The Many Faces of Go

Screenshot Many Faces of Go, newbie mode

“Play the obvious local response to last move” – which of these three will it be?

As recently mentioned, I imagined an alternative timeline starting around the end of October 2009, in which I devoted substantially more time and attention to mastering Go (igo / baduk / weiqi), the classical Asian board game. One important factor was the computer program “The Many Faces of Go”, a Windows program created by David Fotland at www.smart-games.com. The program doubles as either a tutor or an opponent, depending on your needs.

Daydreaming with dice is serious business, so naturally I have gone and bought the program so that I could verify for myself whether it would have the necessary impact on my alternate timeline. (That, and mostly I was curious, having read good things about it, except the price.) My estimate is that yes, it is a good alternative for people who don’t have access to a Go club or other human players. It set me back $90, which is insignificant here in Norway but may be a problem in less developed countries.

You can download the game for free, but in that case it simply plays as an opponent with strength of 18 kyu.
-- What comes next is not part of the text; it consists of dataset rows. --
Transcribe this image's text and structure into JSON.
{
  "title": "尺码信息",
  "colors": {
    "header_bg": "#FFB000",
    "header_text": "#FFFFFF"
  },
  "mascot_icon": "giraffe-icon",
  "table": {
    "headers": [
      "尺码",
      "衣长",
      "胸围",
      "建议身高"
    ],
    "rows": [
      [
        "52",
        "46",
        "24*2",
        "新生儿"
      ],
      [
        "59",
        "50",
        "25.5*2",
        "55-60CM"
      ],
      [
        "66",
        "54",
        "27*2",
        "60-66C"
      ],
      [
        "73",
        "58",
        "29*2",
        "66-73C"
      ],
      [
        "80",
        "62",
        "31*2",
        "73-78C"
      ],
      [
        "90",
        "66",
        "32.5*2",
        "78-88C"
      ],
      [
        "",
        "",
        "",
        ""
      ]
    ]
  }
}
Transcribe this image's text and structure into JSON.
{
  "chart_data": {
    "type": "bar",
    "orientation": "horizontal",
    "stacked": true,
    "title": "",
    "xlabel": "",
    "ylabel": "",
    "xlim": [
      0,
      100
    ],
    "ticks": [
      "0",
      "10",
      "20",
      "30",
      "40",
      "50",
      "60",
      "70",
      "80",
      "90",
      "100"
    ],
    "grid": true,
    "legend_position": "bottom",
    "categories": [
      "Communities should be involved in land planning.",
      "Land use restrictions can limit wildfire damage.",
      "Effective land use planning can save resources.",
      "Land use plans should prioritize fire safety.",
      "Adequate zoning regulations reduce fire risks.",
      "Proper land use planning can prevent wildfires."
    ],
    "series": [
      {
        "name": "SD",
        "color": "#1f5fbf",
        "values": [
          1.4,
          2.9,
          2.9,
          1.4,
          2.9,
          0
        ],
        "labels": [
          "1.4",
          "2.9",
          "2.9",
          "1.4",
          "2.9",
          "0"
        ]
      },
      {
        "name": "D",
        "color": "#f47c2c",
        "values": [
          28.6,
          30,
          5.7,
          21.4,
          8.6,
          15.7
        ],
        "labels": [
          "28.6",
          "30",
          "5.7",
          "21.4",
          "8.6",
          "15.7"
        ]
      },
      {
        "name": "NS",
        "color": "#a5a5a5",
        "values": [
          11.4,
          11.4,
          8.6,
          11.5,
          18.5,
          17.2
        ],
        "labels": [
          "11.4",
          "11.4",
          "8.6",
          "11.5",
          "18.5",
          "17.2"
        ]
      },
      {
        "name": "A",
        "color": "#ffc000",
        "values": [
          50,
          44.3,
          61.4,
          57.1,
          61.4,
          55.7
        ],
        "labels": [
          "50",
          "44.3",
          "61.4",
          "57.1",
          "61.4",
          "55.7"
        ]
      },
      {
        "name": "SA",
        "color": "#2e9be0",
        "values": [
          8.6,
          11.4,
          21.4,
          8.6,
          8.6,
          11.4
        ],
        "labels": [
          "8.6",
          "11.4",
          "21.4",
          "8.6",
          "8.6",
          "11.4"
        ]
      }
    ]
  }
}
If you shell out the $90, you get a bunch of other features, and variable opponent strength from newbie up to early dan levels.

In addition to being one of the strongest artificial intelligence Go players, the game is a versatile tutor. If you know nothing about Go, it will even teach you the basic rules. (But if you know nothing about Go, I am not sure if I would recommend you pay $90 up front…)

The program has a database of thousands of commented games, both by professionals and amateurs, so there is a good chance that you will find something interesting there. You can step through these and read the comments. However, the Internet is overflowing with such commented games which you can read with a free kifu reader (kifu = game record in Go). In fact, many amateur games in this database is from the Go Teaching Ladder, which I am pretty sure I have praised before. It is nice that this is included in The Many Faces of Go, but this is not where the program justifies its price.

There are also databases of fuseki (opening patterns) and joseki (corner patterns), which more advanced Go players may want to study. These are also things that you can scrounge together for free with a little work, but integrated into the same package.

Where The Many Faces of Go really shines, in my opinion, is as an interactive tutor. You estimate your strength (starting at 30 kyu for a brand newbie) and the game gives you the suitable number of handicap stones and adjusts its playing strength. Then, as you play against the program, you can ask it to explain its moves, why it does what it does. You can either ask about individual moves, or turn on the function so that it explains each move as the program makes it. The explanations are very general, but give a good idea of things to think of. If you keep this commentary running, you just might get into the habit of thinking that way yourself. It also marks other spots of interest on the board that it considered but did not play, so you can learn from that as well, although it does not explain why it did not pick any of them.

Perhaps even better, you can at any time ask MFoG to give you a hint. It will then list three alternative moves in order, with the reasons for making each of them. It is then up to you to choose which of them to play, or perhaps none of them. Again, it marks other spots of interest on the board as well, if you want to branch out further.

Of course, if all you do is ask for the next move and click there, you are not quite playing Go. It may not be a bad idea for a beginner, though! In the anime Hikaru no Go, which is written in close collaboration with an expert, the main character learns Go by being the hands of an expert player. (In the anime the expert player happens to be a ghost, so having someone place the stones for him is pretty important, and Hikaru is the only person who can see him.) Sai, the 1000 year old Go player, reads out the coordinates of each stone Hikaru should place on the board, but he also adds a word that describes the type of move it is. Japanese have many such words that describe the function of a move. It is not quite as detailed as the explanations in MFoG, but it teaches the young boy some aspects of the game. In one memorable scene, Sai tells him: “Don’t just place the stones, try to feel the flow of them.” This is good advice for anyone using Many Faces of Go as well.

In the anime, Hikaru became so good that he eventually did not need the ghost anymore. Hopefully the same will happen with the “ghost in the machine” here. But with someone as anti-talented at Go as me, that could easily take many years. I am not sure I will spend years of my real life (such as it is) playing Go. But for those who have that intention, this might be a good way to get started.